10.Endovascular treatment for Stanford type B aortic dissection in Marfan syndrome patients: a series of 23 cases
Xiaolang JIANG ; Hao LIU ; Lingwei ZOU ; Bin CHEN ; Junhao JIANG ; Daqiao GUO ; Xin XU ; Zhihui DONG ; Weiguo FU
Chinese Journal of Surgery 2024;62(5):438-442
Objective:To evaluate the clinical outcomes of thoracic endovascular aortic repair (TEVAR) in the treatment of Stanford type B aortic dissection (TBAD) in Marfan syndrome patients who had no history of aortic arch replacement.Methods:This is a retrospective case-series study. From January 2009 to December 2019,the clinical data of Marfan syndrome patients who underwent TEVAR for TBAD at the Department of Vascular Surgery were collected.
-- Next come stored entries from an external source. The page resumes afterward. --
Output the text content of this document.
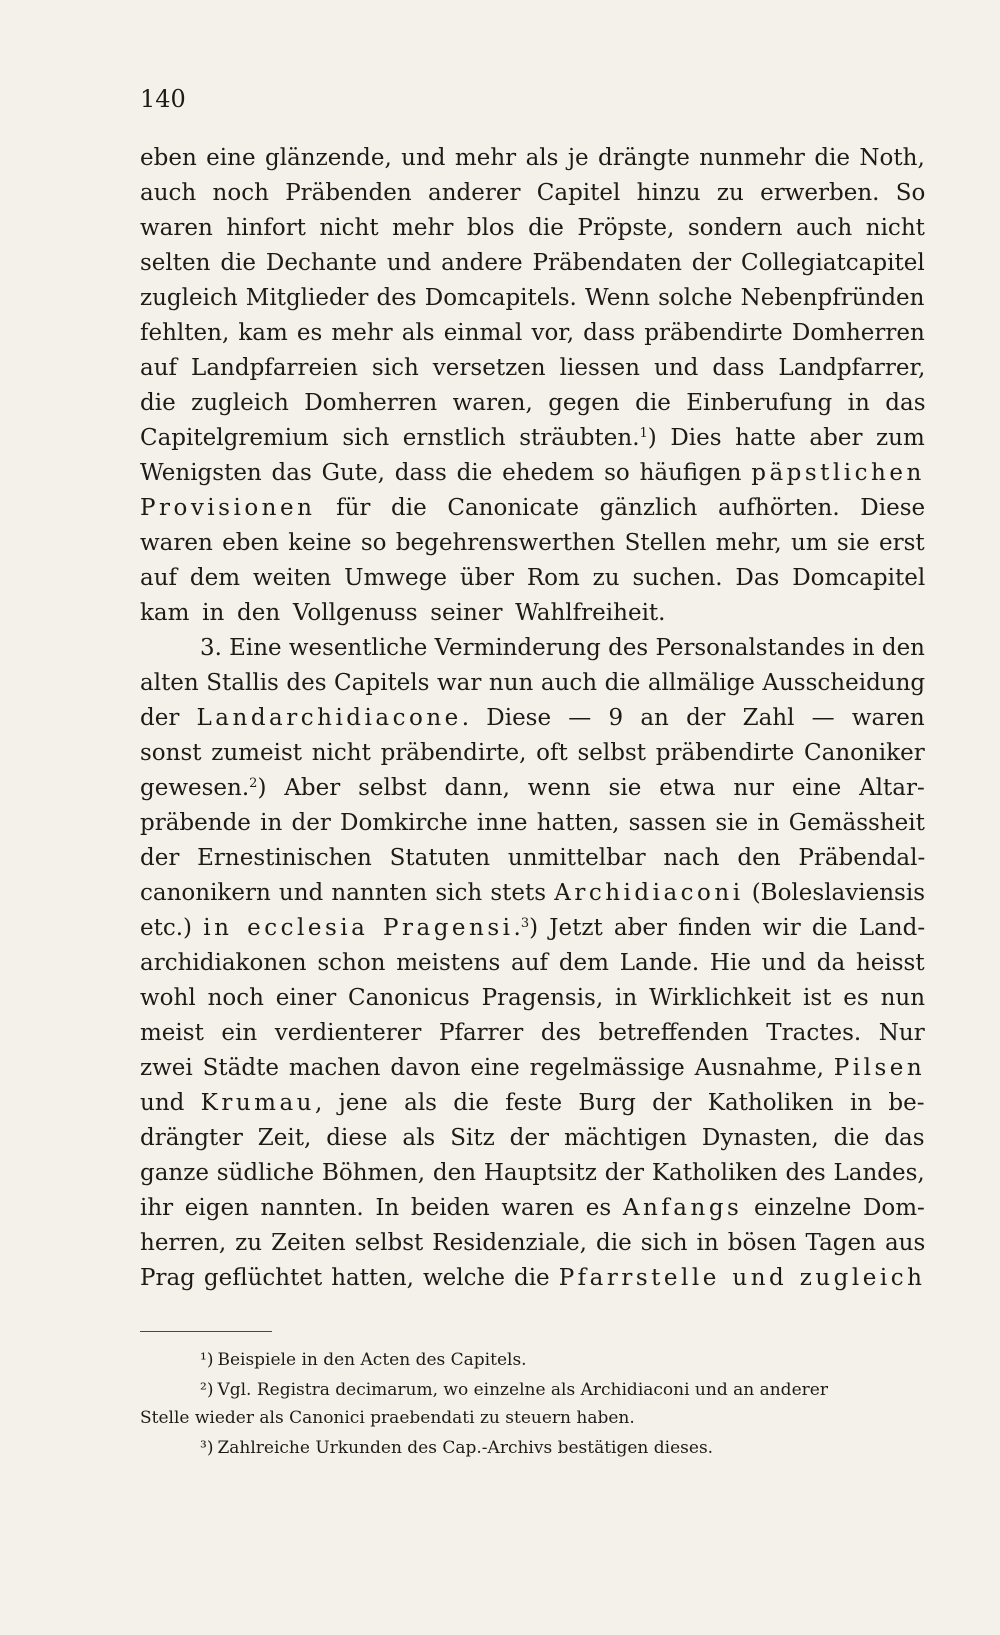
140
eben eine glänzende, und mehr als je drängte nunmehr die Noth,
auch noch Präbenden anderer Capitel hinzu zu erwerben. So
waren hinfort nicht mehr blos die Pröpste, sondern auch nicht
selten die Dechante und andere Präbendaten der Collegiatcapitel
zugleich Mitglieder des Domcapitels. Wenn solche Nebenpfründen
fehlten, kam es mehr als einmal vor, dass präbendirte Domherren
auf Landpfarreien sich versetzen liessen und dass Landpfarrer,
die zugleich Domherren waren, gegen die Einberufung in das
Capitelgremium sich ernstlich sträubten.$^1$) Dies hatte aber zum
Wenigsten das Gute, dass die ehedem so häufigen päpstlichen
Provisionen für die Canonicate gänzlich aufhörten. Diese
waren eben keine so begehrenswerthen Stellen mehr, um sie erst
auf dem weiten Umwege über Rom zu suchen. Das Domcapitel
kam in den Vollgenuss seiner Wahlfreiheit.
3. Eine wesentliche Verminderung des Personalstandes in den
alten Stallis des Capitels war nun auch die allmälige Ausscheidung
der Landarchidiacone. Diese — 9 an der Zahl — waren
sonst zumeist nicht präbendirte, oft selbst präbendirte Canoniker
gewesen.$^2$) Aber selbst dann, wenn sie etwa nur eine Altar-
präbende in der Domkirche inne hatten, sassen sie in Gemässheit
der Ernestinischen Statuten unmittelbar nach den Präbendal-
canonikern und nannten sich stets Archidiaconi (Boleslaviensis
etc.) in ecclesia Pragensi.$^3$) Jetzt aber finden wir die Land-
archidiakonen schon meistens auf dem Lande. Hie und da heisst
wohl noch einer Canonicus Pragensis, in Wirklichkeit ist es nun
meist ein verdienterer Pfarrer des betreffenden Tractes. Nur
zwei Städte machen davon eine regelmässige Ausnahme, Pilsen
und Krumau, jene als die feste Burg der Katholiken in be-
drängter Zeit, diese als Sitz der mächtigen Dynasten, die das
ganze südliche Böhmen, den Hauptsitz der Katholiken des Landes,
ihr eigen nannten. In beiden waren es Anfangs einzelne Dom-
herren, zu Zeiten selbst Residenziale, die sich in bösen Tagen aus
Prag geflüchtet hatten, welche die Pfarrstelle und zugleich
¹) Beispiele in den Acten des Capitels.
²) Vgl. Registra decimarum, wo einzelne als Archidiaconi und an anderer
Stelle wieder als Canonici praebendati zu steuern haben.
³) Zahlreiche Urkunden des Cap.-Archivs bestätigen dieses.
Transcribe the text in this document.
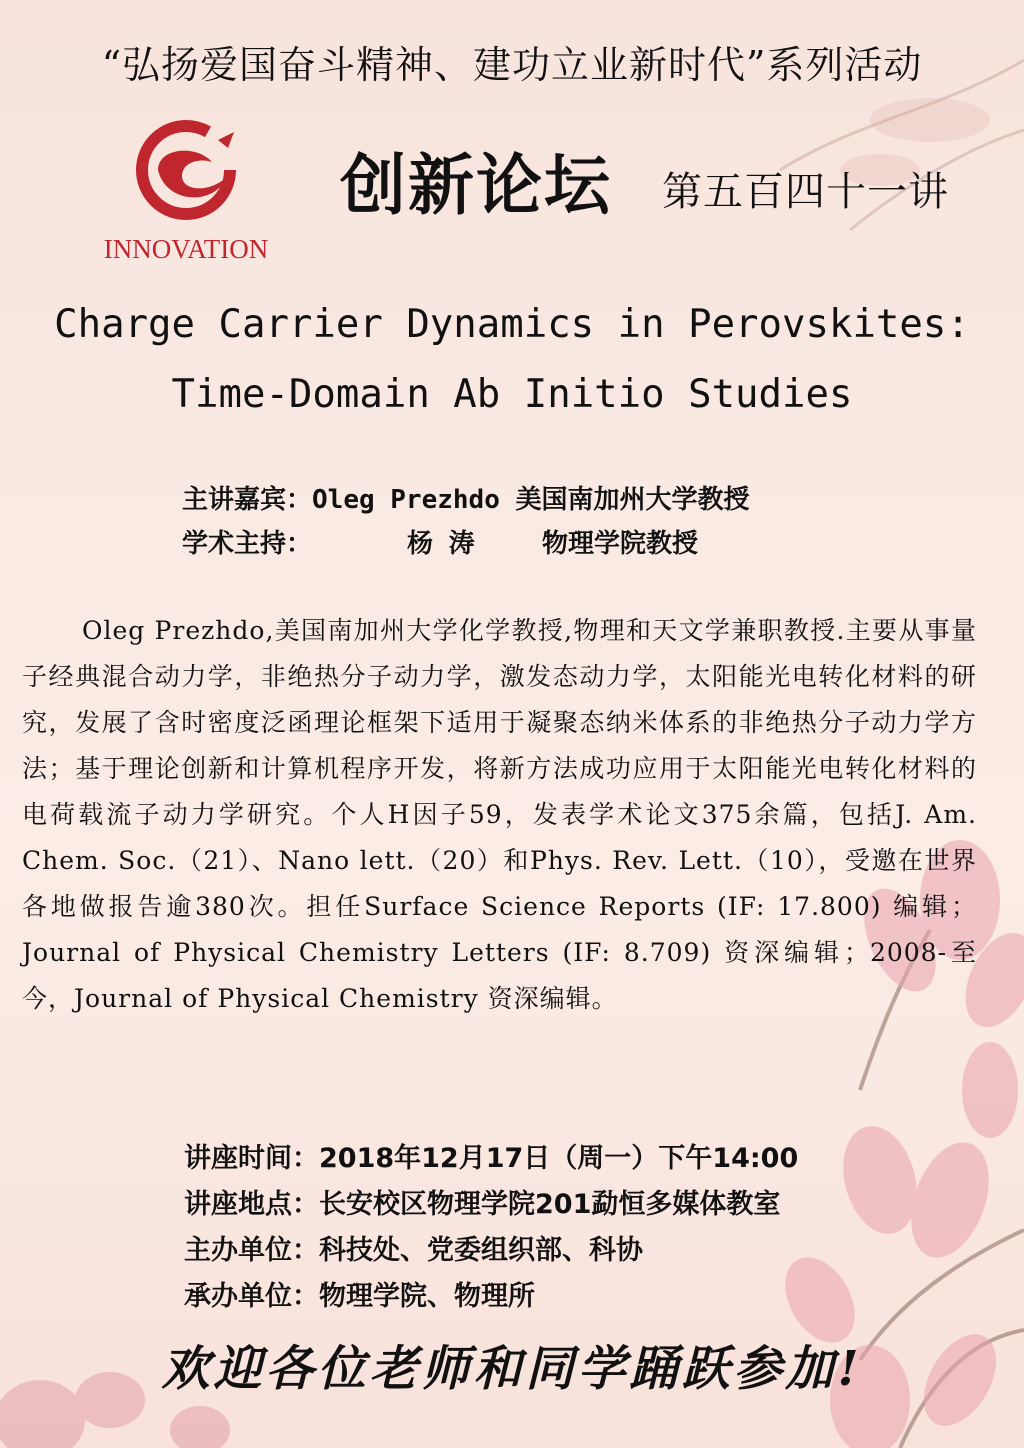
“弘扬爱国奋斗精神、建功立业新时代”系列活动
INNOVATION
创新论坛 第五百四十一讲
Charge Carrier Dynamics in Perovskites:
Time-Domain Ab Initio Studies
主讲嘉宾： Oleg Prezhdo 美国南加州大学教授
学术主持：	杨 涛	物理学院教授
Oleg Prezhdo,美国南加州大学化学教授,物理和天文学兼职教授.主要从事量子经典混合动力学，非绝热分子动力学，激发态动力学，太阳能光电转化材料的研究，发展了含时密度泛函理论框架下适用于凝聚态纳米体系的非绝热分子动力学方法；基于理论创新和计算机程序开发，将新方法成功应用于太阳能光电转化材料的电荷载流子动力学研究。个人H因子59，发表学术论文375余篇，包括J. Am. Chem. Soc.（21）、Nano lett.（20）和Phys. Rev. Lett.（10），受邀在世界各地做报告逾380次。担任Surface Science Reports (IF: 17.800) 编辑；Journal of Physical Chemistry Letters (IF: 8.709) 资深编辑；2008-至今，Journal of Physical Chemistry 资深编辑。
讲座时间：2018年12月17日（周一）下午14:00
讲座地点：长安校区物理学院201勐恒多媒体教室
主办单位：科技处、党委组织部、科协
承办单位：物理学院、物理所
欢迎各位老师和同学踊跃参加!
A total of 23 patients were enrolled,including 15 males and 8 females. The age was (38.0±11.0) years (range:24 to 56 years). Among them,12 patients had history of ascending aortic surgery. Details of TEVAR,perioperative complications and reintervention were recorded and survival rate was analyzed by Kaplan-Meier curve.Results:Technical success was 91.3% (21/23). Two patients with technical failure were as follows:one patient had type Ⅰa endoleak at the completion angiography,which healed spontaneously during the follow-up,and the other patient suffered aortic intimal intussusception after the deployment of the first stent-graft, and the second stent-graft was deployed. However, type Ⅲ endoleak was detected,which disappeared during the follow-up. One patient died during hospitalization. The median follow-up time ( M(IQR)) was 60 (48) months (range:12 to 132 months). Reintervention was performed on 7 patients,including 3 distal stent-graft-induced new entry,2 distal aortic dilation,1 Ⅰa endoleak and 1 retrograde type A aortic dissection,respectively. Five-year cumulative survival rate was 86.7% (95% CI:86.6% to 86.8%) and the 5-year freedom from reintervention rate was 81.8% (95% CI:61.8% to 92.8%). Conclusions:TEVAR is feasible in the treatment of TBAD in Marfan syndrome patients who has no history of aortic arch replacement. It has high technical success rate and low perioperative complication.